Un autre changement qui ressort des recommandations est la fin de la pratique voulant que des étudiants bénévoles de deuxième année, qui agissent à titre de mentors lors de la semaine d’accueil, portent de faux noms. Ceux-ci « ont souvent une forte connotation sexuelle », précise Mme Orchard, qui s’intéresse aux violences fondées sur le genre. « Ça peut sembler banal, mais le changement ne peut pas nuire », poursuit-elle en expliquant que les mentors font office de leaders durant cette semaine importante. Cette année, les organisateurs de la semaine d’accueil ont prévu des tentes offrant du soutien en santé mentale, une formation rémunérée de deux semaines pour les mentors en chef, la présence d’ambassadeurs de la sécurité et de mentors dans les résidences ainsi qu’un service d’aide en matière de VSFG offert 24 heures sur 24.

Composer avec les clubs d’étudiants

Mme Orchard, qui a étudié la sécurité sur les campus, mentionne qu’elle s’étend bien au-delà des considérations physiques, comme la distance entre les salles de cours ou l’éclairage des bâtiments. « Il faut aussi tenir compte de la sécurité émotionnelle », ajoute celle qui a constaté dans une étude que seul un étudiant interrogé sur 30 se sentait en sécurité sur le campus de l’Université.

Une problématique soulevée par Mme Orchard, et corroborée par les rapports produits par l’Université, concerne en outre le rôle des clubs d’étudiants dans la lutte contre les violences sexuelles et fondées sur le genre. « Les foyers étudiants sont largement reconnus comme étant des espaces dangereux, et pas seulement à l’Université Western », affirme Mme Orchard, en poursuivant qu’ils se sont forgé une mauvaise réputation, impliquant notamment des comportements abusifs, comme l’administration forcée de drogues, souvent par l’entremise de breuvages alcoolisés, dans le but de commettre des viols. Même si les clubs d’étudiants de type Greek Life ne sont pas officiellement associés à l’Université, Mme Orchard soutient que « curieusement, ils sont tenus en haute estime ».

Ce n’est pas la première fois que des mesures sont instaurées afin de lutter contre la culture de la masculinité toxique associée depuis fort longtemps aux clubs et foyers d’étudiants.

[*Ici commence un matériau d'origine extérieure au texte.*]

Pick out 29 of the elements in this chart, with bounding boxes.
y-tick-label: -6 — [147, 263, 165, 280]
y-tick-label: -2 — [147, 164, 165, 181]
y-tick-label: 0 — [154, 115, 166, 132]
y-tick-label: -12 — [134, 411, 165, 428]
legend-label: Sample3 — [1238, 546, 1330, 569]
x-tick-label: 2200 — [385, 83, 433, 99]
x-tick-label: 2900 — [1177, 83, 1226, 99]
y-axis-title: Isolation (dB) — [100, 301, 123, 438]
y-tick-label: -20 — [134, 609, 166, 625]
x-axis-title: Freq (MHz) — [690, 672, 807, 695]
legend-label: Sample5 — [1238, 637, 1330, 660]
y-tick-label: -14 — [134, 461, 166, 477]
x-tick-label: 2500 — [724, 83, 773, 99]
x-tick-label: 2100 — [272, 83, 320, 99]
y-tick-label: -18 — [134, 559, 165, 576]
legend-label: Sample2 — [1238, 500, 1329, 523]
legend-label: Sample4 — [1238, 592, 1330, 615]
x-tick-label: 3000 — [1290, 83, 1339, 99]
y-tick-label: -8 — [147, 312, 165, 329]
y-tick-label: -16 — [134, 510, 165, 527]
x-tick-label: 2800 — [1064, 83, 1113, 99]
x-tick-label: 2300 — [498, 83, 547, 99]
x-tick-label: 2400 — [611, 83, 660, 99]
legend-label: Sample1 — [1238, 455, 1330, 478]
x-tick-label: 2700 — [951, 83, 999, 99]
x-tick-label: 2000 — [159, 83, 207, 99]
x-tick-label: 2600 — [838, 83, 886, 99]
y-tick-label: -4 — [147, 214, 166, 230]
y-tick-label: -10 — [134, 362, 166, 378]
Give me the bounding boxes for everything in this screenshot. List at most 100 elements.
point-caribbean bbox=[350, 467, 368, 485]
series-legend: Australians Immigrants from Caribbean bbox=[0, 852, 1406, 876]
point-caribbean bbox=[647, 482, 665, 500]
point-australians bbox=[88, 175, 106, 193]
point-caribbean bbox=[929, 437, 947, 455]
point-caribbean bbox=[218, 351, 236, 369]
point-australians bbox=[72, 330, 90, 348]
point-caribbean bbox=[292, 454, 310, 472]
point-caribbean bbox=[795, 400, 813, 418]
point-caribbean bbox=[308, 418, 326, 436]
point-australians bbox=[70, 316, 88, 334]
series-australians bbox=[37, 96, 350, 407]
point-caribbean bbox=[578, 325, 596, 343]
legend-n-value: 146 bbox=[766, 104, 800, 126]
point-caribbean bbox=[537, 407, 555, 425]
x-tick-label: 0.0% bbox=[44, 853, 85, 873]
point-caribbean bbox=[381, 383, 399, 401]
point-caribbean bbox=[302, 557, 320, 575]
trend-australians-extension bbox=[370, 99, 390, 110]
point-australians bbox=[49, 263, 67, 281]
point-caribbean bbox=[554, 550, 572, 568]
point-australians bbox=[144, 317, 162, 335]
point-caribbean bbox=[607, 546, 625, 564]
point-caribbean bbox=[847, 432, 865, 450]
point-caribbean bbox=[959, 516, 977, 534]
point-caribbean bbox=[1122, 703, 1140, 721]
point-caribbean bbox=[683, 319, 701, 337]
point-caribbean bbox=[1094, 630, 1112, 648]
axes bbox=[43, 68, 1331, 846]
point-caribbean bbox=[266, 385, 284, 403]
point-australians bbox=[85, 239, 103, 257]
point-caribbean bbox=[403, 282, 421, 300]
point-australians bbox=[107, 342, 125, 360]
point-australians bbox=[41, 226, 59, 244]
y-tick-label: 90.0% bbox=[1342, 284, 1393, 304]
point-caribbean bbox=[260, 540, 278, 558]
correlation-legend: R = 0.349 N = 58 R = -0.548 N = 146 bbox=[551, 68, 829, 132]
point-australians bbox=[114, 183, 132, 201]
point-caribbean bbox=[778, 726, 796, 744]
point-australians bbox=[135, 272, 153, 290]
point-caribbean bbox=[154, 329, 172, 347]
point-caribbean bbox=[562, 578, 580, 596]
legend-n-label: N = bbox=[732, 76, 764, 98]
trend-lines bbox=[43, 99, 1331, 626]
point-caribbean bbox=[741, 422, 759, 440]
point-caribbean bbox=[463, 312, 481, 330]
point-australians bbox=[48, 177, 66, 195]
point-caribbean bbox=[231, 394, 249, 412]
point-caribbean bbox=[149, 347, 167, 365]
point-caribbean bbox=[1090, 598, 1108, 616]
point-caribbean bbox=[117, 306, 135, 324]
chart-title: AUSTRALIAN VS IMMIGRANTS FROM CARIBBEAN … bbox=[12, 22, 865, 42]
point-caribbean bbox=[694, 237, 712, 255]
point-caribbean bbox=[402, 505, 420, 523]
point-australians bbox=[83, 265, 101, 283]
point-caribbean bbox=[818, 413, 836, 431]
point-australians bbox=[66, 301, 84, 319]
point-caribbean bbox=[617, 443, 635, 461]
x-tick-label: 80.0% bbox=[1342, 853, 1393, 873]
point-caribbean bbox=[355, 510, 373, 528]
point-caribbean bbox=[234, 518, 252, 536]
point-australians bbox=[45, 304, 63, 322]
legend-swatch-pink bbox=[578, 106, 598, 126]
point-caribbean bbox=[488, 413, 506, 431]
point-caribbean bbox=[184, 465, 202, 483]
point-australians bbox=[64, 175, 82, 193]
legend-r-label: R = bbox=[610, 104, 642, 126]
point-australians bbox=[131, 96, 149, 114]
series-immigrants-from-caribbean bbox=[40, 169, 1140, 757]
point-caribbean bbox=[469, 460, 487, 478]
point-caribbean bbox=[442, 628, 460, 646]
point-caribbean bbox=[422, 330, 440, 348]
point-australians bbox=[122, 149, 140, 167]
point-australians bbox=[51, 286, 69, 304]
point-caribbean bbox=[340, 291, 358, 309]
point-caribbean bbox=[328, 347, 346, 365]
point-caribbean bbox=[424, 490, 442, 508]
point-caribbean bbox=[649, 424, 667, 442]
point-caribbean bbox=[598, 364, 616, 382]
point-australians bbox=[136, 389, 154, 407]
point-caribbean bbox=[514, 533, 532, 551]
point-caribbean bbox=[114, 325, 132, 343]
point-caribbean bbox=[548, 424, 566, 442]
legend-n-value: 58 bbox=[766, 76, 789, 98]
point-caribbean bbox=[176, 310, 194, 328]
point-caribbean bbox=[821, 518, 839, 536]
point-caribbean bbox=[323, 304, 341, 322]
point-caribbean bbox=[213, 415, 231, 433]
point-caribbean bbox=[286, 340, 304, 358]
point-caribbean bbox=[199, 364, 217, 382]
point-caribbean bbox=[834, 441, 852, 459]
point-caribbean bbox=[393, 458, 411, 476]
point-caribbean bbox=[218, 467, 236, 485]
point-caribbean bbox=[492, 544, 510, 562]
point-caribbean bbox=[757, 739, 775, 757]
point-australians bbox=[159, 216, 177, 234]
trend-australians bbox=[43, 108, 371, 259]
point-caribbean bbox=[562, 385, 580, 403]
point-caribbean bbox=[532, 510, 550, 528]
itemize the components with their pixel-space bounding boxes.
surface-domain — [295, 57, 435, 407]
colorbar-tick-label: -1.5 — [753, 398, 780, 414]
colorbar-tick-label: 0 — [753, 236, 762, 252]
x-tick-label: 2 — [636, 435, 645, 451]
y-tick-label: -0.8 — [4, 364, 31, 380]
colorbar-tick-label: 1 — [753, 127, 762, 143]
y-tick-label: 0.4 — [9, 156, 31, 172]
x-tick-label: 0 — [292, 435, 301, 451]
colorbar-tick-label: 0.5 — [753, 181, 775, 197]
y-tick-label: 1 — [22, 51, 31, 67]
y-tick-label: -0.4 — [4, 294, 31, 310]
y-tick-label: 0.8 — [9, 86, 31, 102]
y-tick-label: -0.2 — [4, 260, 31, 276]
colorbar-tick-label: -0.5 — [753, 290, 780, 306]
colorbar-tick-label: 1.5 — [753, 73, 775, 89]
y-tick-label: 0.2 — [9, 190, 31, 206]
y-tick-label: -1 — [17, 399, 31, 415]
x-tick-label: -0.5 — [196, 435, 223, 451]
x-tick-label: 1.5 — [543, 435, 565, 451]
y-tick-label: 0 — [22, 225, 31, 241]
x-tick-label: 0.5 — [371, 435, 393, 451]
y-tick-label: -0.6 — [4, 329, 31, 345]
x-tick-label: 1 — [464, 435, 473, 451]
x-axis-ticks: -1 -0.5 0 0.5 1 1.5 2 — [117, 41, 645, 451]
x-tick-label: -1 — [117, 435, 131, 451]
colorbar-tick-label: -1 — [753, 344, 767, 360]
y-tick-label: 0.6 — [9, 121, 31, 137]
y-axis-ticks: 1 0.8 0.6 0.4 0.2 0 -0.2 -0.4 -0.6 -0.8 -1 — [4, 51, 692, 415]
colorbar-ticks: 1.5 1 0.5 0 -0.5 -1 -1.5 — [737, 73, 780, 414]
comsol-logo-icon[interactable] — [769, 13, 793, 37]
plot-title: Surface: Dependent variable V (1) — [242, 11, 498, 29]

En 2019, à la suite d’un vote du Conseil des fraternités, les membres de clubs masculins qui fréquentent l’Université de la Colombie-Britannique ont été tenus de suivre des formations sur le consentement sexuel, le rôle du spectateur et la masculinité saine.

Malgré tout, Mme Orchard croit qu’il est particulièrement important pour l’établissement d’embaucher un cadre supérieur à temps plein qui sera responsable de mener les efforts visant à éliminer les violences sexuelles et fondées sur le genre. L’Université espère d’ailleurs être en mesure de répondre à cette préoccupation en annonçant sous peu la nomination de la personne qui occupera le poste de conseiller spécial au vice-recteur et provost aux affaires étudiantes et aux études. Cette personne sera notamment appelée à diriger un nouveau comité consultatif sur les violences sexuelles et fondées sur le genre qui inclura des représentants étudiants ainsi que des membres du personnel et du corps professoral. Selon Mme Orchard, l’Université doit pouvoir compter sur « quelqu’un qui a l’œil et l’oreille du recteur, car ces événements se produisent à une fréquence effrayante ».